Cláusula de rescisão médica

O PS é incapaz de criar condições para reter os médicos no SNS. Então quer obrigar-nos, por força de lei, a ficar.

Foto
Nelson Garrido
Ouça este artigo
00:00
04:20

Exclusivo Gostaria de Ouvir? Assine já

O doente que está à minha frente está a ter um dia pior do que o meu. É uma lei natural.

Repito-a vezes sem conta. Começo quando chego ao hospital e olho para o capim em que se transformou o jardim. Depois vou continuando. Quando rompo os collants porque me sentei outra vez na cadeira que está rasgada. O sofá também está, mas os enfermeiros taparam a espuma com adesivo. Benditos. Mais uma vez, quando o rato cuja substituição pedimos há mais de um mês deixa de viver a duas frases de concluir a nota de alta. Vamos lá procurar outro que funcione.

À hora em que caio na tentação de espreitar as redes e me inteiro da intenção do Partido Socialista de introduzir um tempo de dedicação ao SNS após a especialização e um quadro de compensações "pelo investimento público na sua formação", para quem decidir emigrar ou trabalhar no privado, o dia já vai demasiado longo para chegar a ser mau por causa disso. Mas não deixo de sentir um nó no estômago. O fundamento destas propostas é tão esburacado como a minha pobre cadeira. E igualmente desconfortável.

O PS é incapaz de criar condições para reter os médicos no SNS, mesmo antes da especialidade. De recordar as 406 vagas deixadas livres por 488 candidatos que, no último concurso, preferiram continuar sem ela. Então quer obrigar-nos, por força de lei, a ficar. Por necessidade ou patriotismo ou qualquer outra justificação que venham a tentar compor. Só a nós. Não faltam juízes (a justiça corre célere, como sabemos), funcionários das finanças (um atendimento supersónico!) ou professores (espero que esta vos faça rir) nem deles se deve exigir o mesmo serviço à causa pública.

Ainda que não faltassem, esta ideia mirabolante gera dois incómodos, um legal e outro social.

O legal é o atropelo dos princípios da igualdade e livre escolha. Da legitimidade que tem o querer trabalhar onde a proposta for mais atrativa. Ou, em linguagem de gente, onde formos mais felizes. Parecendo que não, também estamos cá para isso.

O social custa-me mais. Porque assumir que o doente está pior tem outro nome. Chama-se vocação e a sua prática é uma coisa que não pode nem deve ser remunerada. Primeiro, porque é um amor e o amor é dado. Segundo, porque a pagar-se, não teria preço. Foi a vocação que fez com que, em março de 2020, um dos meus colegas resolvesse, desprotegido, arriscar uma entubação para evitar atempadamente que um dia pior do que o dele se transformasse numa paragem cardiorrespiratória.
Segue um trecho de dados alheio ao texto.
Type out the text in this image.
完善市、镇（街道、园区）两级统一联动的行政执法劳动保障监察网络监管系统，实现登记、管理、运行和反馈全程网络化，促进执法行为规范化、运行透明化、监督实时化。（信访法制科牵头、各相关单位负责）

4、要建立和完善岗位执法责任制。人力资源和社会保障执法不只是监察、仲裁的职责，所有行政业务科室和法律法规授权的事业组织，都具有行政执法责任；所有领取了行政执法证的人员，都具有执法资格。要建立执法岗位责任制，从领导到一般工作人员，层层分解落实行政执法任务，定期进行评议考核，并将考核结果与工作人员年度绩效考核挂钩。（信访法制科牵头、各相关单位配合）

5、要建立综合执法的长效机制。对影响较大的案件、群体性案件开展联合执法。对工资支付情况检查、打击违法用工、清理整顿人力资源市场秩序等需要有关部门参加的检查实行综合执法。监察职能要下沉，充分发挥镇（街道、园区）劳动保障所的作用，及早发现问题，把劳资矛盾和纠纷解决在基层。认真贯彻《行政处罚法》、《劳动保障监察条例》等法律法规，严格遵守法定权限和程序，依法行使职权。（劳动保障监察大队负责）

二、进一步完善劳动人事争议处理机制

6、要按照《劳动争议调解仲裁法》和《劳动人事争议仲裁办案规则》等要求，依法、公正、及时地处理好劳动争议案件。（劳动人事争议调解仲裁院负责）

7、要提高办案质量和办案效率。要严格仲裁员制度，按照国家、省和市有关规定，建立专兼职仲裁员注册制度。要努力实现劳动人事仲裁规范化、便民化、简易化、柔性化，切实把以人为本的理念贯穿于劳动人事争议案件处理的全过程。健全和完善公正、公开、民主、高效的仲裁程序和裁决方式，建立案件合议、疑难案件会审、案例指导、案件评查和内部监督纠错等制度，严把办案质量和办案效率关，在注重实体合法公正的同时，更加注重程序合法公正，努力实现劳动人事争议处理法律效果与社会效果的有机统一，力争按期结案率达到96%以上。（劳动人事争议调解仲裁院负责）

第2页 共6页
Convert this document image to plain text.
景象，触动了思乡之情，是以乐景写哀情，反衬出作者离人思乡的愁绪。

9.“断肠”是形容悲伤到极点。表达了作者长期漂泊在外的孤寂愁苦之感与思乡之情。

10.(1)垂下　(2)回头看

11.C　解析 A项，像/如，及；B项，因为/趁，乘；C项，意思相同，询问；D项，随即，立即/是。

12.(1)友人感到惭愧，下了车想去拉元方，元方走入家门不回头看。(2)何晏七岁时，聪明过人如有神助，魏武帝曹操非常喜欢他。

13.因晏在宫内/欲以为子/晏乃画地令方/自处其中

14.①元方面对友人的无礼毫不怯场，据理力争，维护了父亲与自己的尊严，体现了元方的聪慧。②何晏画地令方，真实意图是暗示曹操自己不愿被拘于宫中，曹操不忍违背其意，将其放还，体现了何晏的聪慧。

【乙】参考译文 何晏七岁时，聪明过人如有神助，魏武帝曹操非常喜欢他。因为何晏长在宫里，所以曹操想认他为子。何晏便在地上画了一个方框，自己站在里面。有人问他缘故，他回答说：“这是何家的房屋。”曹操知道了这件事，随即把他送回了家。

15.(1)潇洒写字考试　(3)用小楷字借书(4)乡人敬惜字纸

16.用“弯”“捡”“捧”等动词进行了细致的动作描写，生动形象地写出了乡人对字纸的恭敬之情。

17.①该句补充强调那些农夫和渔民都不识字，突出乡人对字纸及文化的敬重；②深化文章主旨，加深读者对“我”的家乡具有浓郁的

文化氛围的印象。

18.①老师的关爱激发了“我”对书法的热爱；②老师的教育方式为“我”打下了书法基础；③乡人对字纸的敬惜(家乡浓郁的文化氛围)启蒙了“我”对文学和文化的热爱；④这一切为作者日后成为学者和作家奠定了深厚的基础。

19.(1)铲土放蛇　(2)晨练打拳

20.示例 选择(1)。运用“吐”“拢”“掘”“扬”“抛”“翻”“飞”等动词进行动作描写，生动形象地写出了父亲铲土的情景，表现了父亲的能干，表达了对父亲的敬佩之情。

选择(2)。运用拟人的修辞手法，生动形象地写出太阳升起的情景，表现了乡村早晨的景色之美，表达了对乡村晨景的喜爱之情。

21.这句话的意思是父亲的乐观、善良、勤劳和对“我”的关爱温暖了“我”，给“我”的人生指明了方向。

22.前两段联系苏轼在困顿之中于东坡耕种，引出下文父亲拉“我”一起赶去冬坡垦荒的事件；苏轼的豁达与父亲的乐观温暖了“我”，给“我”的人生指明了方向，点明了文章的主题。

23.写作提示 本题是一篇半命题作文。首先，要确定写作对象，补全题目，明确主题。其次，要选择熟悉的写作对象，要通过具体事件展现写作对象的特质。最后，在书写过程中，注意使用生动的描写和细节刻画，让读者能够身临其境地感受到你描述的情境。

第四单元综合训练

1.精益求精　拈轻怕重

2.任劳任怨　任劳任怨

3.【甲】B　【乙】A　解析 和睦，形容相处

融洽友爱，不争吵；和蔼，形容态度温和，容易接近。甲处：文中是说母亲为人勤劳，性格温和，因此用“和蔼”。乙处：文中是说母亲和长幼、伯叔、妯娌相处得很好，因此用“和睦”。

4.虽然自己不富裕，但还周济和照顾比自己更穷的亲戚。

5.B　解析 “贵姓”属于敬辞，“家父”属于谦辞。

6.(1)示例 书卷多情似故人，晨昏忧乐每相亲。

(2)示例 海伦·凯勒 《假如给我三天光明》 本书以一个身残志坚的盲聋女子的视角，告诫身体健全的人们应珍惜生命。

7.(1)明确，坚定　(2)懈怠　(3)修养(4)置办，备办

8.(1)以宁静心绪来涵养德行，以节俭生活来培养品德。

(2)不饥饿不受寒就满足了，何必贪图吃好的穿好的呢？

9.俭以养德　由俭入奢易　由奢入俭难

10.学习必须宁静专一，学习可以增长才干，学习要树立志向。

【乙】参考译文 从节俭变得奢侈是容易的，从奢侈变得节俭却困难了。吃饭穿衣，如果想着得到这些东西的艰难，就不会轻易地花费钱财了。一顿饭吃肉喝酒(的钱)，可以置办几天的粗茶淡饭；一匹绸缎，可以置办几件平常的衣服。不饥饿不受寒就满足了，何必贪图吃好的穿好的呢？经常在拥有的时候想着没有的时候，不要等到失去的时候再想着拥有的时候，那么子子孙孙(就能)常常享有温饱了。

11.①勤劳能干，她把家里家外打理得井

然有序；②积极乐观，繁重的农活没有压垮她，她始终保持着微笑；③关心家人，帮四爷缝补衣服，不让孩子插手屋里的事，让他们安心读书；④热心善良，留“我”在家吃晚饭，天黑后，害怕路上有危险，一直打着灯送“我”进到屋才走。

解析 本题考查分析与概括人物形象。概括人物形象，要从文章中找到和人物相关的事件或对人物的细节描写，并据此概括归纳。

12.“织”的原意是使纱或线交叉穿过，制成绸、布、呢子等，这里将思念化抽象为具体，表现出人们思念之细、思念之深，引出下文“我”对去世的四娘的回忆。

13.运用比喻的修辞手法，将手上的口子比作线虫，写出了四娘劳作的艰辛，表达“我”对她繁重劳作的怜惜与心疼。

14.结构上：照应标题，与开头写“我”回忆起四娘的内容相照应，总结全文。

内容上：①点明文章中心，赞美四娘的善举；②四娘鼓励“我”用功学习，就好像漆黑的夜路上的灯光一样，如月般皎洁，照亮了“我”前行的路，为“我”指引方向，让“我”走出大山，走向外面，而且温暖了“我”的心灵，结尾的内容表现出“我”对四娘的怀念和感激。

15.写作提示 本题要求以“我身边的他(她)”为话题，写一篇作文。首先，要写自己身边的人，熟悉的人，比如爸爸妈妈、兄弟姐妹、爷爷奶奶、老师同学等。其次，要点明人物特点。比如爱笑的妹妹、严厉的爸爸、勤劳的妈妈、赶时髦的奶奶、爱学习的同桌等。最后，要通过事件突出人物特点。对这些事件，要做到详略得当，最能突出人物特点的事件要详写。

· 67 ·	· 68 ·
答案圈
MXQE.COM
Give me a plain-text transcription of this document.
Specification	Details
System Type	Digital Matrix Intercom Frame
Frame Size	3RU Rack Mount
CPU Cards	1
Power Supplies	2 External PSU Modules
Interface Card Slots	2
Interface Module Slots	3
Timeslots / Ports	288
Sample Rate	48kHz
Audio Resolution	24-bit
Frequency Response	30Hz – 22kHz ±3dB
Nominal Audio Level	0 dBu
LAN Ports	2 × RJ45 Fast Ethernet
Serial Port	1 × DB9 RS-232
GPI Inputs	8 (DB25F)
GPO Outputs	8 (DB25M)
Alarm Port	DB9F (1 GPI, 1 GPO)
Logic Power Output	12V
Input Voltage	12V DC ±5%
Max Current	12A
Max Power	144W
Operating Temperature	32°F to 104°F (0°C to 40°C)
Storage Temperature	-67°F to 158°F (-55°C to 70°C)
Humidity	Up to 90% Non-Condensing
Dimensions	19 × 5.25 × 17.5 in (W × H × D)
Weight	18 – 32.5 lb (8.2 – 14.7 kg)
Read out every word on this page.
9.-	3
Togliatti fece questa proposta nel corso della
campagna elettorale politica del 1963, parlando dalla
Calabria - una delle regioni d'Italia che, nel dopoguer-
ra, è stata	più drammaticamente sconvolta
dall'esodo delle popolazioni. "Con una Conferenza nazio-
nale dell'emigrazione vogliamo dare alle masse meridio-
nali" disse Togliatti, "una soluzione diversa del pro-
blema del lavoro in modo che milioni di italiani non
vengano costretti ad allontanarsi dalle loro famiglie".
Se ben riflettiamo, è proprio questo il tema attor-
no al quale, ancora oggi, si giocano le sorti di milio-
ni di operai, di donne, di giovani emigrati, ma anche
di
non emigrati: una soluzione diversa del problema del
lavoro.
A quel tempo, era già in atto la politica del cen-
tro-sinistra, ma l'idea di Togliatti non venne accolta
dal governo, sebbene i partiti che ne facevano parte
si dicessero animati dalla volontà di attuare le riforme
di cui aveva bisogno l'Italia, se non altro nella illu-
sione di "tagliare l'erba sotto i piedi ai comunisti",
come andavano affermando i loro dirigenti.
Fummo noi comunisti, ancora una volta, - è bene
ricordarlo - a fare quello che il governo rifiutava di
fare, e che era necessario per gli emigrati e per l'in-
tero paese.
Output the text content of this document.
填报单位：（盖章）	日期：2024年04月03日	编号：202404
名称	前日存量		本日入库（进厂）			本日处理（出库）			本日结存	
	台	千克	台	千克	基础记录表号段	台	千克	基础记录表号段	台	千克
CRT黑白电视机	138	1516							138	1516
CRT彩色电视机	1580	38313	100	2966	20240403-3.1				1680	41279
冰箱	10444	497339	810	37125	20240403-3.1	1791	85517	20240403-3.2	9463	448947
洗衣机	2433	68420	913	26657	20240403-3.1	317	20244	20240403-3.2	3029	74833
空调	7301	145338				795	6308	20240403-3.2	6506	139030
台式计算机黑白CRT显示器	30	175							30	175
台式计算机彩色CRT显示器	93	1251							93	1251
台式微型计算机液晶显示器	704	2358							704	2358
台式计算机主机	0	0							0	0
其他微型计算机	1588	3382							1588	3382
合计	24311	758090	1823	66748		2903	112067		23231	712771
Não cheguei a saber se o dia dele terá chegado a melhorar, mas o do colega terminou em insuficiência respiratória, entubação, circulação extracorporal e muita fisioterapia para restabelecer forças que permitissem voltar a fazer coisas como comer autonomamente. Era à vocação que se batia palmas à janela. Para o resto, para a complexidade técnica do que fazemos, há, ou deveria haver, um salário correspondente. Quem fica no SNS continua a fazê-lo por amor. Mas o amor que prende termina inevitavelmente em ressentimento.

Esse ressentimento leva-me à outra metade desta proposta. O tal quadro de compensações do qual se subentende que, de todos os graus académicos que as academias públicas oferecem, apenas os médicos representamos um sacrifício para os contribuintes. Aqui, novamente, o problema da igualdade. Ou será esse "investimento público" o internato médico? Tentei, sem sucesso, encontrar outra fonte de despesa além do salário estipulado no nosso contrato de trabalho. Feitas as contas, somos um terço de toda a força de trabalho médico do SNS. Encontrei, isso sim, incontáveis horas extraordinárias por pagar, um salário muito abaixo do dos nossos congéneres europeus e condições de trabalho que se caracterizam, precisamente, pela profunda falta de investimento.

É a vocação que vai colocando adesivo na espuma a descoberto do SNS. Estas medidas reforçam o sentimento de desvalorização da profissão médica que se mantém há várias legislaturas. Calculando que quem nos venha a governar poderá não ser muito permeável a sentimentos, deixo uma última reflexão. A qualidade da formação médica pública portuguesa não levanta questões. Não faltarão serviços de saúde estrangeiros ou grupos privados nacionais que paguem com um sorriso nos lábios a "cláusula de rescisão" que Pedro Nuno Santos desejar.